Ailier explosif, capable de faire la différence dans l’espace avec ou sans le ballon, Joseph Paintsil est le profil idéal pour exécuter le rôle campé par Nikola Storm dans le Malines de Vrancken. Les blessures et le mercato achèvent de le rendre indispensable. Contre Bruges, en ouverture du championnat, c’est lui qui sort du banc à la mi-temps pour remplacer le jeune Luca Oyen, blessé. Il occupera ensuite le flanc droit quand la vente de Junya Ito à Reims amènera Vrancken à placer Bilal El Khannouss à côté de Mike Trésor. Avec une ligne de trois qui comporte désormais ces deux profils plus attirés par le ballon que par l’espace, l’importance des courses de Paintsil augmente. Le départ du très mobile Cyriel Dessers et son remplacement par le retour aux affaires d’Onuachu est un pas de plus dans la direction d’un Paintsil capital.

(Photo by Rene Nijhuis/Orange Pictures/BSR Agency/Getty Images)
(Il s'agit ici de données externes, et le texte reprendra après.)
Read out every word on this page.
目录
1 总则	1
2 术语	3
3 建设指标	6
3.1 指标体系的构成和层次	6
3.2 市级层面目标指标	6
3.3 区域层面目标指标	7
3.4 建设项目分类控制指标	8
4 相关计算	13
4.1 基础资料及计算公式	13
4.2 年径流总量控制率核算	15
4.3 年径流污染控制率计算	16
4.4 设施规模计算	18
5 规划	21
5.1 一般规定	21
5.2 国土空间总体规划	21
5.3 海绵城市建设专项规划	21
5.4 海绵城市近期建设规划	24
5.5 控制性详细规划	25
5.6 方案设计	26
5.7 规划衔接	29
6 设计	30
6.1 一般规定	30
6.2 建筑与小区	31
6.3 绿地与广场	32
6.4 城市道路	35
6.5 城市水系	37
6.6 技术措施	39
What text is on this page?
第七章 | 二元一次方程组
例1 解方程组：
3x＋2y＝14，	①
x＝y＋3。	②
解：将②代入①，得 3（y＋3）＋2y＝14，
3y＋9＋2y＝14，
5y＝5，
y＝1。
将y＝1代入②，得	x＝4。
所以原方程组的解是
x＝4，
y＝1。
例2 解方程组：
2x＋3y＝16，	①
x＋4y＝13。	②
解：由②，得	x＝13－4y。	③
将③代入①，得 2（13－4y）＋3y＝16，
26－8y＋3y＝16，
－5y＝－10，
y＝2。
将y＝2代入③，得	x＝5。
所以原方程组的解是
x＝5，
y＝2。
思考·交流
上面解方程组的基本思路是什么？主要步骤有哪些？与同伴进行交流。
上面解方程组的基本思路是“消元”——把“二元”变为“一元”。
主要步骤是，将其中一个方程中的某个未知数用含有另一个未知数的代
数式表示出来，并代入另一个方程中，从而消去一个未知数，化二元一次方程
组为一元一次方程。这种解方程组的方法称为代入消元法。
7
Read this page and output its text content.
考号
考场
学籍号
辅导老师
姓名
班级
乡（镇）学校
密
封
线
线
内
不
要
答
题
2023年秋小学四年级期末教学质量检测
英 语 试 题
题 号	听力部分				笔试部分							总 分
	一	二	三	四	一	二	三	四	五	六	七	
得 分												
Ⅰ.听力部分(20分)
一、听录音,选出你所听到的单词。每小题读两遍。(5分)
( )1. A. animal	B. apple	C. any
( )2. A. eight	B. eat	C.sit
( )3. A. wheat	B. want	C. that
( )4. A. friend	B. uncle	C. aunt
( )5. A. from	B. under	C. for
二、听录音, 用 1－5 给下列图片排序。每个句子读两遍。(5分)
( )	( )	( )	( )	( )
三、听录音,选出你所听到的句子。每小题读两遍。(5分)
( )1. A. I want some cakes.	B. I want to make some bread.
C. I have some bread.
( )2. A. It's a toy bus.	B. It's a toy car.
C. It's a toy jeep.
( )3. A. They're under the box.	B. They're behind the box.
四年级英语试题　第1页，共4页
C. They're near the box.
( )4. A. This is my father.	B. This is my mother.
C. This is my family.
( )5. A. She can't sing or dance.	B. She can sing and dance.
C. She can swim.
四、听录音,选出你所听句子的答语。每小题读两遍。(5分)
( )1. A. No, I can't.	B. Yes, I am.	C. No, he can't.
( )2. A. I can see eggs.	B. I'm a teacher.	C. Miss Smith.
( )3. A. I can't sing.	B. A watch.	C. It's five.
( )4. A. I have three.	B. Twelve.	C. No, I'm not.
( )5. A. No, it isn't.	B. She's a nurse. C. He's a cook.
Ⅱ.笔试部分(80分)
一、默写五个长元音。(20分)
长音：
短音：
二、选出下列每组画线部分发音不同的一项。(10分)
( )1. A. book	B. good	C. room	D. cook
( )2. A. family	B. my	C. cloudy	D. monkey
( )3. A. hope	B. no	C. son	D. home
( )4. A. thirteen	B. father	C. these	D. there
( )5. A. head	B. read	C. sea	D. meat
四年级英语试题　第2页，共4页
Dans les chorégraphies collectives esquissées par Wouter Vrancken, la recherche de la passe entre le central et le latéral adverse est un mouvement déterminant. Celui qui doit précéder les derniers gestes vers le but. Tous les déplacements imaginés par le coach ont pour objectif de trouver un joueur entre les lignes adverses, dans ce qu’il appelle les pocket zones, parcelle de prédilection pour lancer la passe de rupture. Pour que tous ces mouvements aient un sens, il faut évidemment l’appel en profondeur au bout de cette fameuse passe. Et là, Joseph Paintsil se charge généralement des travaux à droite, le flanc de prédilection de Genk pour attaquer. Les premiers appuis sont brutaux, la différence de vitesse presque systématique, et les choix qui suivent deviennent plus justes que jamais. Souvent frustrant à gauche, quand il rentrait sur son pied droit pour chercher la frappe enroulée, le Ghanéen est bien plus létal à droite, entre tirs croisés et centres appuyés.

Son nouvel environnement l’a rendu plus précis, mais aussi plus omniprésent : depuis le début de saison, Paintsil tourne à une moyenne de 0,75 expected goal and assist par 90 minutes disputées, contre 0,5 la saison précédente et 0,24 avant son prêt en Turquie. Pour le dire autrement, entre ses passes et ses tirs, il crée trois situations devant amener un but sur une période de quatre matches. Une moyenne qui le place parmi les six meilleurs générateurs de danger du championnat, derrière un top 5 où tous peuvent compter sur les phases arrêtées (des penalties pour Vincent Janssen, Dante Vanzeir, Ferran Jutgla et Onuachu, les corners et coups francs pour Trésor) pour faire gonfler leur rythme de croisière. Dans le jeu, avec ses mouvements brefs, précis et presque téléguidés, Paintsil n’a quasiment aucun égal sur le sol belge cette saison. Le Ghanéen savait déjà appuyer sur l’accélérateur, Wouter Vrancken lui a simplement indiqué le sens de la circulation.